I didn’t think the story around Stuart Kelly’s death could get much worse.
I didn’t think things could seem more difficult, more dark, for the Kelly family.
Until I read the news this morning.
News that Stuart Kelly, 19, was bullied by peers and strangers, through social media and in person, because he was seen as somehow responsible for the lock-out laws in Sydney.
He was used as people’s whipping pole because they wanted to go out drinking on a Saturday night, and he wanted to keep the streets safe so more people didn’t die like his brother, Thomas Kelly, when he was just 18.
In an act of senseless violence, Thomas was punched by a stranger as he walked down a street in Kings Cross, Sydney, with his girlfriend in July 2014.
Yesterday, news broke that his little brother Stuart had taken his own life.
Reports Stuart was relentlessly bullied have not been confirmed.
They were uncovered by The Daily Telegraph, after friends of Stuart’s allegedly came forward.
Nothing has been proven, but it’s easy to believe the allegations are true. People use Twitter and Facebook as a machine for venting rage and bitterness all the time. Cowards who feel comfortable tearing someone down while using anonymous names will use any excuse, any opportunity, to blame someone else for the situation they find themselves in.
In March this year, the Kelly family received online threats and abuse as part of a hate campaign over Sydney’s lock-out laws. The same hate campaign that saw the Thomas Kelly’s memorial in Kings Cross torn down and vandalised, and the website for the Thomas Kelly Youth Foundation hacked and locked.
Anger is too bland a word. Sickness would be closer to the truth, for the feeling at the pit of my stomach.

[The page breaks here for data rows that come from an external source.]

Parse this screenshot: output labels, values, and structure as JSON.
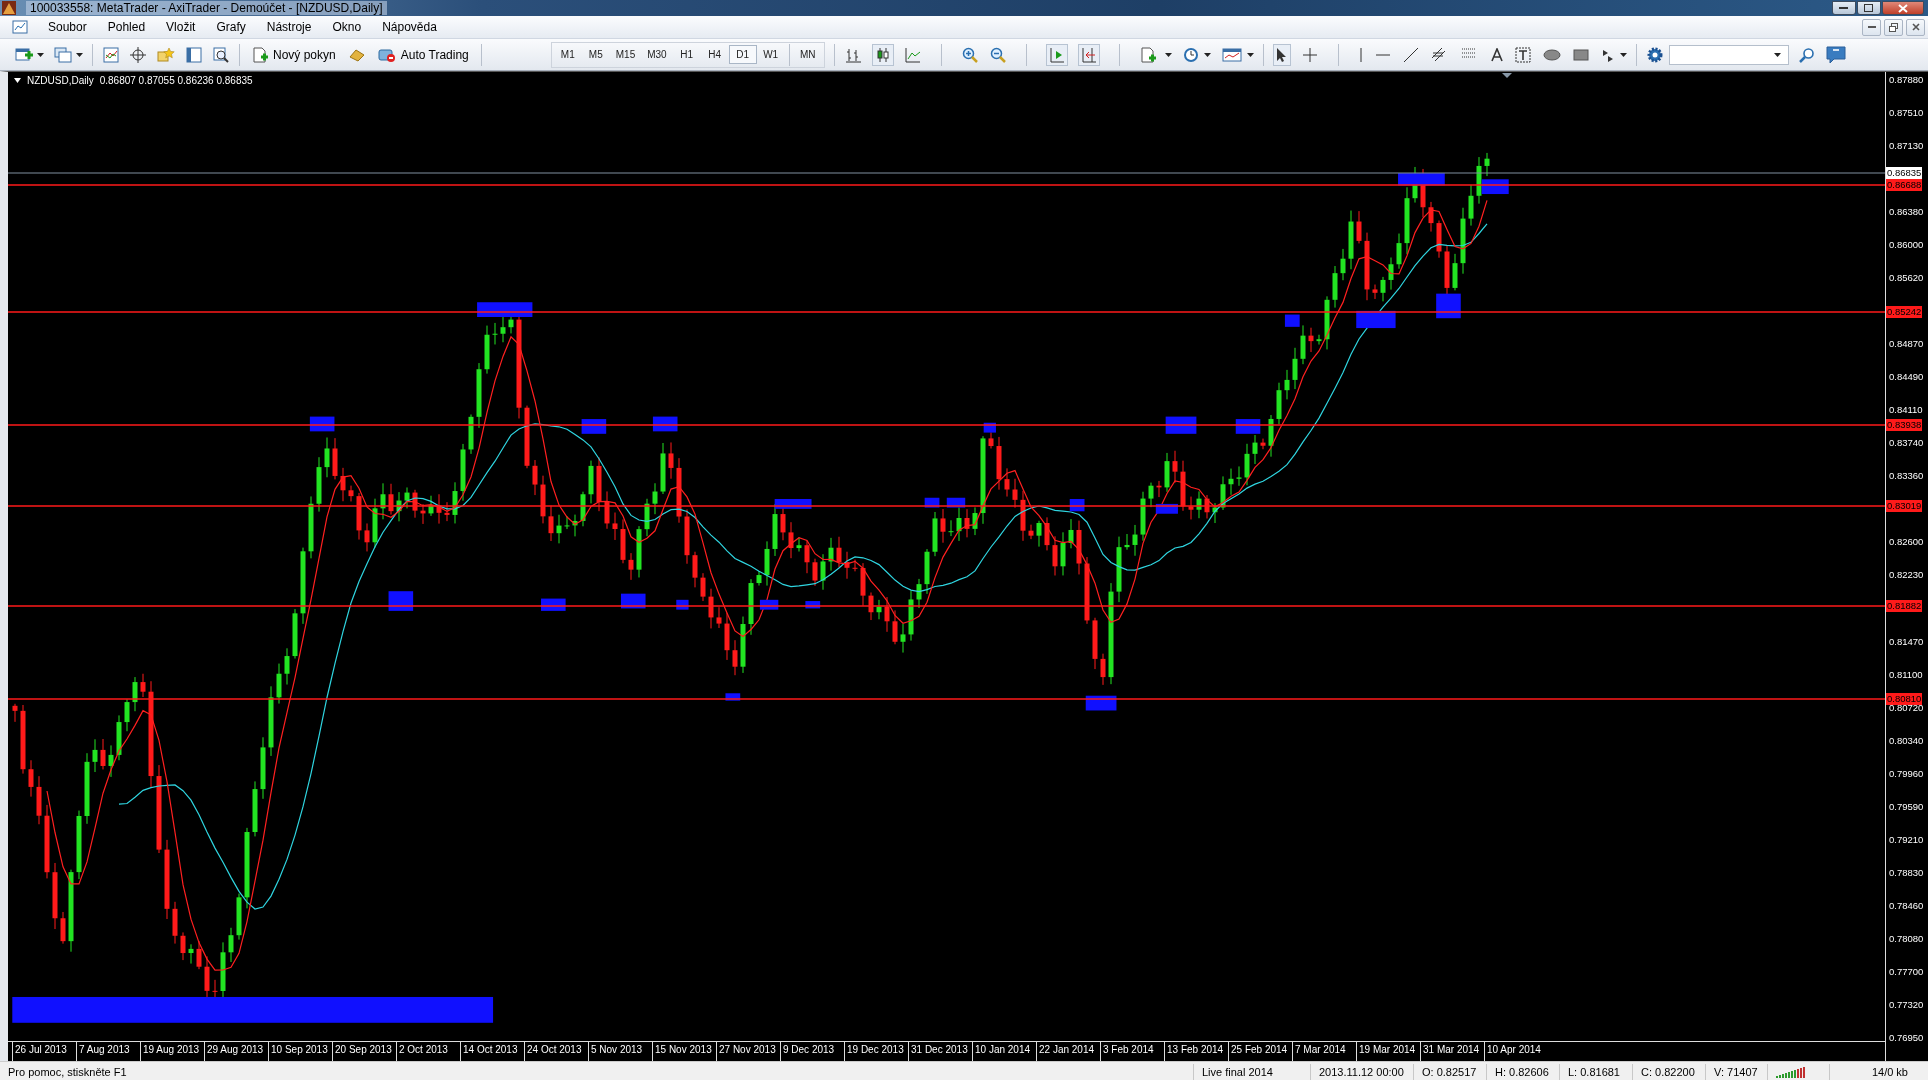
{
  "window": {
    "title": "100033558: MetaTrader - AxiTrader - Demoúčet - [NZDUSD,Daily]"
  },
  "menu": [
    "Soubor",
    "Pohled",
    "Vložit",
    "Grafy",
    "Nástroje",
    "Okno",
    "Nápověda"
  ],
  "toolbar": {
    "buttons": [
      {
        "kind": "order",
        "label": "Nový pokyn"
      },
      {
        "kind": "autotrading",
        "label": "Auto Trading"
      }
    ],
    "timeframes": [
      {
        "label": "M1",
        "selected": false
      },
      {
        "label": "M5",
        "selected": false
      },
      {
        "label": "M15",
        "selected": false
      },
      {
        "label": "M30",
        "selected": false
      },
      {
        "label": "H1",
        "selected": false
      },
      {
        "label": "H4",
        "selected": false
      },
      {
        "label": "D1",
        "selected": true
      },
      {
        "label": "W1",
        "selected": false
      },
      {
        "label": "MN",
        "selected": false
      }
    ]
  },
  "chart": {
    "symbol": "NZDUSD,Daily",
    "ohlc": "0.86807 0.87055 0.86236 0.86835",
    "price_ticks": [
      "0.87880",
      "0.87510",
      "0.87130",
      "0.86380",
      "0.86000",
      "0.85620",
      "0.84870",
      "0.84490",
      "0.84110",
      "0.83740",
      "0.83360",
      "0.82600",
      "0.82230",
      "0.81470",
      "0.81100",
      "0.80720",
      "0.80340",
      "0.79960",
      "0.79590",
      "0.79210",
      "0.78830",
      "0.78460",
      "0.78080",
      "0.77700",
      "0.77320",
      "0.76950"
    ],
    "current_price": "0.86835",
    "levels": [
      "0.86688",
      "0.85242",
      "0.83938",
      "0.83019",
      "0.81882",
      "0.80810"
    ],
    "dates": [
      "26 Jul 2013",
      "7 Aug 2013",
      "19 Aug 2013",
      "29 Aug 2013",
      "10 Sep 2013",
      "20 Sep 2013",
      "2 Oct 2013",
      "14 Oct 2013",
      "24 Oct 2013",
      "5 Nov 2013",
      "15 Nov 2013",
      "27 Nov 2013",
      "9 Dec 2013",
      "19 Dec 2013",
      "31 Dec 2013",
      "10 Jan 2014",
      "22 Jan 2014",
      "3 Feb 2014",
      "13 Feb 2014",
      "25 Feb 2014",
      "7 Mar 2014",
      "19 Mar 2014",
      "31 Mar 2014",
      "10 Apr 2014"
    ]
  },
  "status_bar": {
    "help": "Pro pomoc, stiskněte F1",
    "profile": "Live final 2014",
    "time": "2013.11.12 00:00",
    "open": "O: 0.82517",
    "high": "H: 0.82606",
    "low": "L: 0.81681",
    "close": "C: 0.82200",
    "volume": "V: 71407",
    "traffic": "14/0 kb"
  }
}
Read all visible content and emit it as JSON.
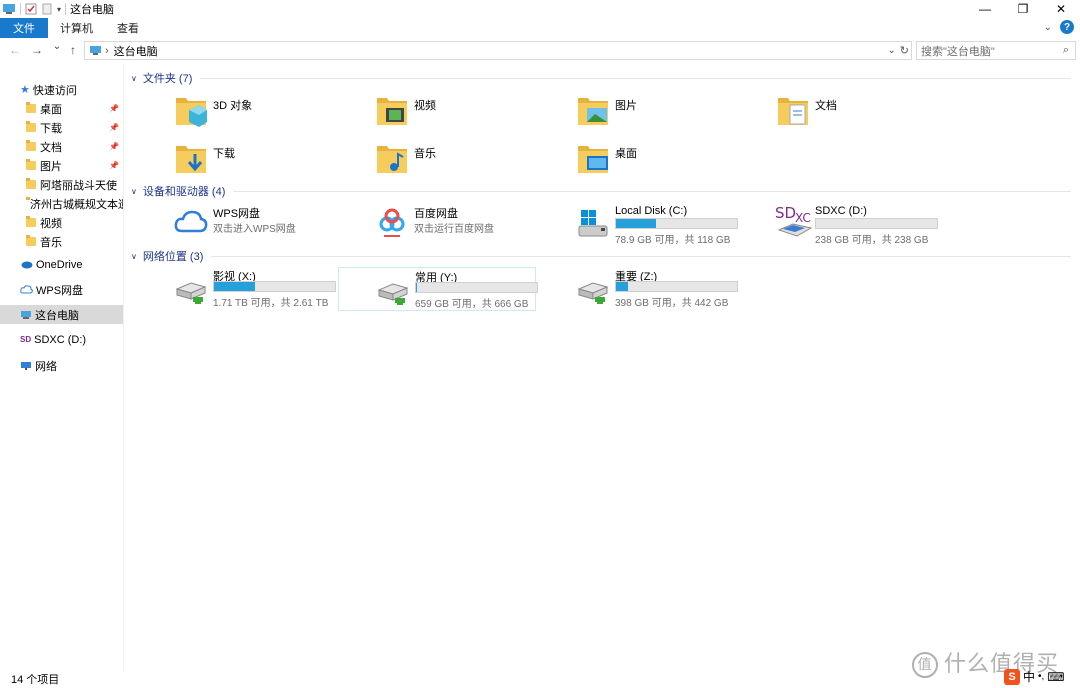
{
  "window": {
    "title": "这台电脑",
    "controls": {
      "minimize": "—",
      "maximize": "❐",
      "close": "✕"
    }
  },
  "ribbon": {
    "tabs": [
      "文件",
      "计算机",
      "查看"
    ],
    "help": "?"
  },
  "address": {
    "back": "←",
    "forward": "→",
    "recent": "⌄",
    "up": "↑",
    "breadcrumb_sep": "›",
    "path": "这台电脑",
    "dropdown": "⌄",
    "refresh": "↻",
    "search_placeholder": "搜索\"这台电脑\"",
    "search_icon": "⌕"
  },
  "sidebar": {
    "quick_access": "快速访问",
    "items": [
      {
        "label": "桌面",
        "pinned": true
      },
      {
        "label": "下载",
        "pinned": true
      },
      {
        "label": "文档",
        "pinned": true
      },
      {
        "label": "图片",
        "pinned": true
      },
      {
        "label": "阿塔丽战斗天使",
        "pinned": false
      },
      {
        "label": "济州古城概规文本遗",
        "pinned": false
      },
      {
        "label": "视频",
        "pinned": false
      },
      {
        "label": "音乐",
        "pinned": false
      }
    ],
    "pin_glyph": "📌",
    "onedrive": "OneDrive",
    "wps": "WPS网盘",
    "this_pc": "这台电脑",
    "sdxc": "SDXC (D:)",
    "network": "网络"
  },
  "groups": {
    "folders": "文件夹 (7)",
    "devices": "设备和驱动器 (4)",
    "network": "网络位置 (3)"
  },
  "folders": [
    {
      "name": "3D 对象",
      "kind": "3d"
    },
    {
      "name": "视频",
      "kind": "video"
    },
    {
      "name": "图片",
      "kind": "pictures"
    },
    {
      "name": "文档",
      "kind": "documents"
    },
    {
      "name": "下载",
      "kind": "downloads"
    },
    {
      "name": "音乐",
      "kind": "music"
    },
    {
      "name": "桌面",
      "kind": "desktop"
    }
  ],
  "devices": [
    {
      "name": "WPS网盘",
      "sub": "双击进入WPS网盘",
      "kind": "wps"
    },
    {
      "name": "百度网盘",
      "sub": "双击运行百度网盘",
      "kind": "baidu"
    },
    {
      "name": "Local Disk (C:)",
      "sub": "78.9 GB 可用，共 118 GB",
      "kind": "windisk",
      "used": 0.33
    },
    {
      "name": "SDXC (D:)",
      "sub": "238 GB 可用，共 238 GB",
      "kind": "sdxc",
      "used": 0.0
    }
  ],
  "network_drives": [
    {
      "name": "影视 (X:)",
      "sub": "1.71 TB 可用，共 2.61 TB",
      "used": 0.34
    },
    {
      "name": "常用 (Y:)",
      "sub": "659 GB 可用，共 666 GB",
      "used": 0.01
    },
    {
      "name": "重要 (Z:)",
      "sub": "398 GB 可用，共 442 GB",
      "used": 0.1
    }
  ],
  "status": "14 个项目",
  "watermark": "什么值得买",
  "watermark_logo": "值",
  "ime": {
    "logo": "S",
    "lang": "中",
    "punct": "•,",
    "keyboard": "⌨"
  }
}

Sickness that these cowards could cause such harm through violent, hateful keyboard messages, to someone who had already suffered enough.
Anyone who has sent abusive messages and threats to Stuart and the Kelly family through social media, should be charged with assault.
Because their actions also constitute senseless violence.
The cowardly perpetrators of this emotional violence should receive the same sentence as that of Stuart’s brother’s killer, which he received in 2014.
Top Comments
My heart is breaking for this family. What has happened to this country.
I wonder if these poor parents and their daughter have any faith left in people. I don't think I could.
The cruelty and sadism in our society is just soul destroying. Not only have they had to deal with the senseless death of their son, then they had to face our PATHETIC sentencing in this country which offers little or no justice to the victim and their family. Now this.
I hope these trolls meet Judgement Day if there is such a thing, and in this life I wish the Federal Police would get involved and trace the online cowards and charge them.
What has happened to this family is a tragic snapshot of the problems in Australian youth culture. Drinking, violence, bullying, silence, suicide. We've known about there problems for so long. This tragedy makes a pit in my stomach all the more because it's concerntrated so cruelly on one family, and because we could have prevented all of it. I know there are always more people helping in tragedy than there are causing it, but look at this Kelly snapshot.